I admit, our people are trapped in a vicious cycle that is interlinked with poverty, inequality, healthcare, education and many other factors. However, factors such as corruption, indifference and sheer ignorance also exists in this cycle. I believe we can restart and accelerate the whole process if we can finally start to call a spade a spade, and start with the latter factors. Any success this nation has is because of the hard-working "khete-khawa" people who have not been given the dignity they deserve. Once this is over, we need to brainstorm and figure out how to improve their standards of living. Basic income, welfare state or social security—we desperately need something.
What changes do we actually want? I want a decent quality of life for all our people. I want human rights and empathy to be our topmost priority. I want social work to be a part of our education system, right next to homework. I want videos to be made of the good initiatives and the love, so that one day when schools reopen—children will be shown films and be told stories with people at the centre as examples of real success. I want our children to be proud of our poor farmers. I want the narrative to be changed so that our children want to become researchers, not rich. I want that our country will pay twice, even thrice, to our Bangladeshi researchers and scientists spread all over the world to come back home and train, teach and raise the next generation of researchers. I want ethics, inclusiveness and tolerance to be the first output in every educated being in our country. I want our experts to be chosen not through connections, but through merit.

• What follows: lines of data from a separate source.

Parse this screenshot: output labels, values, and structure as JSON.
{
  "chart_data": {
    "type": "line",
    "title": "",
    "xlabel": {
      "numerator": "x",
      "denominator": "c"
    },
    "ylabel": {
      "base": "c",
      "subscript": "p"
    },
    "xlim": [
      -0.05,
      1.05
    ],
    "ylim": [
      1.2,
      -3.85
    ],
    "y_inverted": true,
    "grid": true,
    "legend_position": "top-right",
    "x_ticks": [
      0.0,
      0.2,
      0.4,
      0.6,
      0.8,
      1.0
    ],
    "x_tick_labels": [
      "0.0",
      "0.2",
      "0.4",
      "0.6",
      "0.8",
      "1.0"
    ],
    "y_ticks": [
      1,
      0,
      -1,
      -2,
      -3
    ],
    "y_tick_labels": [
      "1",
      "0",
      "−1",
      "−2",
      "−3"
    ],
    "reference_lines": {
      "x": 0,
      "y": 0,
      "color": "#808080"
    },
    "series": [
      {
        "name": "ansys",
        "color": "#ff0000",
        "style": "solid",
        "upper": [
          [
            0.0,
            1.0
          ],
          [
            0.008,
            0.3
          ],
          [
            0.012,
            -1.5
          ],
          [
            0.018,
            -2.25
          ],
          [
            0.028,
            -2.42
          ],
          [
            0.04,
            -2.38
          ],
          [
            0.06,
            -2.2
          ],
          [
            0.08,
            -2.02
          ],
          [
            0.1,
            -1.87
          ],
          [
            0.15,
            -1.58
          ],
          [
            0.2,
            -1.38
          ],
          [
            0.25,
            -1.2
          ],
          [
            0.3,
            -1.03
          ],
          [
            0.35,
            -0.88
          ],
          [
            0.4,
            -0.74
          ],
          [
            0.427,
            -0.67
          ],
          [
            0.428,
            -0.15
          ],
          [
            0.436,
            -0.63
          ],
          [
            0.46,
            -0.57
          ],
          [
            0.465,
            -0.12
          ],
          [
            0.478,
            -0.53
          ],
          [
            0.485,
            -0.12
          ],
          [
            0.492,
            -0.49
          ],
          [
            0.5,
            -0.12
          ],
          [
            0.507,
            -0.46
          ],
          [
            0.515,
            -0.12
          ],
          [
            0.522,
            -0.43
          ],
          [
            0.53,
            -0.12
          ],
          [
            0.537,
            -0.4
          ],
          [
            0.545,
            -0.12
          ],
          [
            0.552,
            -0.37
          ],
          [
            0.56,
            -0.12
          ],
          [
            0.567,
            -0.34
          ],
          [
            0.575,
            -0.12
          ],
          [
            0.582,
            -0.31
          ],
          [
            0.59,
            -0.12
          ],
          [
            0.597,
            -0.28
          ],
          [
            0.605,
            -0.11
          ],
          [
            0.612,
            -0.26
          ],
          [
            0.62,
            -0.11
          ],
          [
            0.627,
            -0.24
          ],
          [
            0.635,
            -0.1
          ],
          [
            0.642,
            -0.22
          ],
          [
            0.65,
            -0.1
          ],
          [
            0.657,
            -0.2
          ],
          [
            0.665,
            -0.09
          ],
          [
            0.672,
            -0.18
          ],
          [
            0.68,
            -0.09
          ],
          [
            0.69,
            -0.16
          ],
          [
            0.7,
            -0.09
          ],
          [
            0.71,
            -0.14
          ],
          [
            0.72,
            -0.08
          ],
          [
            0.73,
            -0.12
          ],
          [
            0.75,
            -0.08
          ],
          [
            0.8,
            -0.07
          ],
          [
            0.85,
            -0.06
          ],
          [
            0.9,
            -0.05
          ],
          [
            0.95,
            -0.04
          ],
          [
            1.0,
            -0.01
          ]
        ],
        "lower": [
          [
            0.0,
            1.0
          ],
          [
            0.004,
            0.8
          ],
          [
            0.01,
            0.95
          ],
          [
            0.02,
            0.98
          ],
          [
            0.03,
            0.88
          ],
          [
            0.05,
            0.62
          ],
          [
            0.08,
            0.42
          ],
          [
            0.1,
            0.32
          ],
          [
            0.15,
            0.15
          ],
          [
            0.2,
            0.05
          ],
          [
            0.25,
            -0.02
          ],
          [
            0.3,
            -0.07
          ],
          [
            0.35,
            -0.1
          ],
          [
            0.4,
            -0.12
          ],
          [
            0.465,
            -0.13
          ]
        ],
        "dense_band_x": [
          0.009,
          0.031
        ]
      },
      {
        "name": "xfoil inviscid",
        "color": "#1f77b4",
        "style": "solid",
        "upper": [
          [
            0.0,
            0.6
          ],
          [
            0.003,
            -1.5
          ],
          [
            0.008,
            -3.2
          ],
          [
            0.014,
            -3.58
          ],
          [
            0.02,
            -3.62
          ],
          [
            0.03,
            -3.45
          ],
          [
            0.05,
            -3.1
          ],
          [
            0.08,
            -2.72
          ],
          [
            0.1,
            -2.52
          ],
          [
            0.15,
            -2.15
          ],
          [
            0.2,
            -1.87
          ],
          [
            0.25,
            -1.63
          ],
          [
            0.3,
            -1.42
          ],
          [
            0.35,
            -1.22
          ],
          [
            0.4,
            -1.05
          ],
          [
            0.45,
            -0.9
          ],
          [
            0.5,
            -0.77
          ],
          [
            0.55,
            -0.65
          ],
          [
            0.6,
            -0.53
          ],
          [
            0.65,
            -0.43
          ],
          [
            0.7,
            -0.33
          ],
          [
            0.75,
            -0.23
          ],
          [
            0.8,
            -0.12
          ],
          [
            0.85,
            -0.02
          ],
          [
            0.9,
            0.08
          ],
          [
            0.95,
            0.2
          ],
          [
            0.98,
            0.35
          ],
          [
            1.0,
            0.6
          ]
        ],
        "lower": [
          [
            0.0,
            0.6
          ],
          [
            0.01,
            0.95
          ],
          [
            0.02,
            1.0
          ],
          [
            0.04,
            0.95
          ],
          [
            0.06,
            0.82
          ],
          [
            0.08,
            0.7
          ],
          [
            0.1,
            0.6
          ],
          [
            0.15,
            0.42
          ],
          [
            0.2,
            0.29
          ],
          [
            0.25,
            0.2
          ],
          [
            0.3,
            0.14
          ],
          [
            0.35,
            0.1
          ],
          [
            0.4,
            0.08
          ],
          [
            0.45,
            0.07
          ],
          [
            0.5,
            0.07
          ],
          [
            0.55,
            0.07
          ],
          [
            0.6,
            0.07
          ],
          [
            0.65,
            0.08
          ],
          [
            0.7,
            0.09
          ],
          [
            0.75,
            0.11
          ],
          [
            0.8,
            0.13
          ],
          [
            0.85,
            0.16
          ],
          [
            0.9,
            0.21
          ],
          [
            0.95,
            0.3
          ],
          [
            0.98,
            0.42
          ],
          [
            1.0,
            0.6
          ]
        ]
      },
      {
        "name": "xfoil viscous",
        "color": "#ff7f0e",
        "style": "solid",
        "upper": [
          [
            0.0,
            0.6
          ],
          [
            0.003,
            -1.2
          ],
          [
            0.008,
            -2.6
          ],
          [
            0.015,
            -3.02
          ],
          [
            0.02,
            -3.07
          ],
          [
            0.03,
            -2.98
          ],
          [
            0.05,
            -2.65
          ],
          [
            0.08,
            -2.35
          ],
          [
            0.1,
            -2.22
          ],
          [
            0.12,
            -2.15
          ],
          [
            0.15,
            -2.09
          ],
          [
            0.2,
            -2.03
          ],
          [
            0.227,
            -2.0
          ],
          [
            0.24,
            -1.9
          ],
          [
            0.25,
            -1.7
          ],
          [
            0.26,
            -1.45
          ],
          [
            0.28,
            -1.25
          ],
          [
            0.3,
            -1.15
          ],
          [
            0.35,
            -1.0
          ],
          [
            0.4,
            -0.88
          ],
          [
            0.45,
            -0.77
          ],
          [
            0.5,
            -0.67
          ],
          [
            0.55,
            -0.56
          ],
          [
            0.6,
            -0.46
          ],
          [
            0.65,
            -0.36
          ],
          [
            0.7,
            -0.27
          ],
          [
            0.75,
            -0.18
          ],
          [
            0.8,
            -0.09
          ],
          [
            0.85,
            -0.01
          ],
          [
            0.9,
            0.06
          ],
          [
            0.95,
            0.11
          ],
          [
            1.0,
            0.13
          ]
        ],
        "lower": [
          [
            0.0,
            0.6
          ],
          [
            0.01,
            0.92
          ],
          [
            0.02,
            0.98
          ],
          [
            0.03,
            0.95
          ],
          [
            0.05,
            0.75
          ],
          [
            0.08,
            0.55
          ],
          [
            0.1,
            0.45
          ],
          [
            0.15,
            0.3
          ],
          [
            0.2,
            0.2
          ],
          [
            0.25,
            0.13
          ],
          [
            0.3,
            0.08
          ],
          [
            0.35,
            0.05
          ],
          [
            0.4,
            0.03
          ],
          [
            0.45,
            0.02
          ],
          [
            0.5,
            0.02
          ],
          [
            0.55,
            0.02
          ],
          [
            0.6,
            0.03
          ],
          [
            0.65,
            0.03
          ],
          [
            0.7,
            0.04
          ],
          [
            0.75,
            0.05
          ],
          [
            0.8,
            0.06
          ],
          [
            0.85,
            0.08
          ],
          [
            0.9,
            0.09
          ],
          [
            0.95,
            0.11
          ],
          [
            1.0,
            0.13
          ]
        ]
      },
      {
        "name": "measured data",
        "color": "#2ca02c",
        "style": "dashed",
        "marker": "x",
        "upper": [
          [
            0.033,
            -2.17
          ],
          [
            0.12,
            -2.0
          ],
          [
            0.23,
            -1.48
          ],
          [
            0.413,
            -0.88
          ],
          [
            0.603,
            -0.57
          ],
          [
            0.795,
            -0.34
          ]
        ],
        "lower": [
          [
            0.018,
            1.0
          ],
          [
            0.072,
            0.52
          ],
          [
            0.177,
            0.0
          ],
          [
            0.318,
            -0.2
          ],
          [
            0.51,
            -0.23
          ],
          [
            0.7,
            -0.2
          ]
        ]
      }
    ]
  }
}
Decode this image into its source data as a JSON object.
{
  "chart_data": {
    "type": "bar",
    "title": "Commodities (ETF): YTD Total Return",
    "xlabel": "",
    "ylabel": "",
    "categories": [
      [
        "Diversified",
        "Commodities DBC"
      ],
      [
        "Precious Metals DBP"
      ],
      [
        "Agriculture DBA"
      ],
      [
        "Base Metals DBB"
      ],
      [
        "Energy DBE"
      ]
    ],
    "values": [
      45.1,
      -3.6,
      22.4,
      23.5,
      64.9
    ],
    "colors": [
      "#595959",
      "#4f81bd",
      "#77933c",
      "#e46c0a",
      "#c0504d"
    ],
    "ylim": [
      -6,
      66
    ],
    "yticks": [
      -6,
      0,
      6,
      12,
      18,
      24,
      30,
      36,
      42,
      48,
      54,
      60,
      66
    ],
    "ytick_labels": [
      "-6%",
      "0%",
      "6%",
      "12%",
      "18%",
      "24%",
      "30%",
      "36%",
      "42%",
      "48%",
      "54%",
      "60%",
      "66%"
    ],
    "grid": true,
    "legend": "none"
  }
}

We don't need a high GDP to set our priorities straight. Tomorrow is ours, and we have got to start figuring out what we want tomorrow's Bangladesh to be. Arundhati Roy says "Historically, pandemics have forced humans to break with the past and imagine their world anew." This might just be the one chance our generation will get to set this country's priorities straight. This is our golden opportunity. We are in for a fight and hard times are ahead if we are to refresh and restart. I dedicate this article—my own little way of showing respect—to the people risking their lives for others and stepping out of their comfort zones to feed someone else, to give someone else care. It is for these people and the inspiration that they are that I am encouraged, willing and determined to be a part of changing the narrative. Are you?
Rubaiya Murshed is a lecturer at the Department of Economics, University of Dhaka.